No, those peaks still internally per cell at ~5V, and the flammability is still about lower than that of a petrol car.
The difference is not in voltage, but in current. Current charging stations (labeled 300kw) have a range of 200-900V, and current “800V” cars like my Ioniq 5 have the capability between 200-800V. Teslas, for example, can handle up to 500V.
Volt = voltage, Ampere = force, and a multiplication of voltage by force = power.
To charge a car with 200kW or more, you need 500A to do it with 400V. And that is precisely what causes heat. If you do it with 800V, you suddenly only need 250A. Suddenly you can use thinner cables!
The joke is that a car naturally has all kinds of branches internally, to each individual cell. My Ioniq 5 has 384 cells divided over 32 modules. Each module is more or less individually cabled, and is therefore simultaneously charged with a lower power by the DC charger that uses this voltage, while the car and the pole monitor the temperature of each cell during this charging, and cool AND heats (according to need). Obviously this works differently if you are charging via AC, after all, there is no 800V coming from your socket. After all, in the Netherlands 230/400V comes from the socket (after all, 3-phase three-phase current is the norm here, 3 phases separated at 120 degrees with one neutral).
When the cells arrive individually, the capacity is so low that the fire risk is nil, in fact: we usually have to heat.
The whole story is significantly different from LPG tanks where a pressure drop can occur. Moreover, fast charging is not something that usually happens in a parking garage, so the whole 800V story is not a factor there.
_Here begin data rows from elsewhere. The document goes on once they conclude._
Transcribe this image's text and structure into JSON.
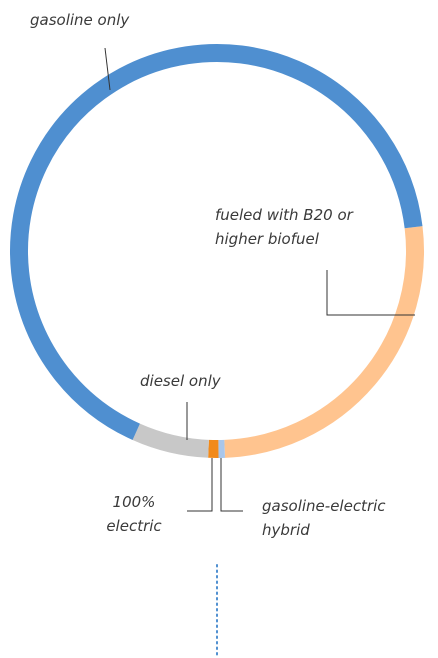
{
  "chart_data": {
    "type": "donut",
    "categories": [
      "fueled with B20 or higher biofuel",
      "gasoline-electric hybrid",
      "100% electric",
      "diesel only",
      "gasoline only"
    ],
    "values": [
      26.3,
      0.5,
      0.8,
      6,
      66.4
    ],
    "colors": [
      "#ffc48f",
      "#a9c6ea",
      "#f28a1a",
      "#c8c8c8",
      "#4f8fd0"
    ]
  }
}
Unloading is a whole different story.
I think that with an 800V architecture, the fire risk can potentially even decrease, because the biggest bottleneck, the cable thickness, is potentially less extreme: the cables need to be less thick.
The voltage is of course also a factor for driving, but because most EVs drive with a variable frequency induction motor, an inverter is needed anyway, and therefore in principle a different system than the charging system. Furthermore, EVs tend to solve the “more power” problem with “more motors”, so a Model S Plaid has three, for example. But the association 800V is usually intended for charging here, and then specifically fast charging. Something you usually don’t do with an EV unless you make an absurdly long drive (a fast charger is a ‘range extender’). And those things are on the spot where gas stations are now. Not in parking garages. Those are AC poles.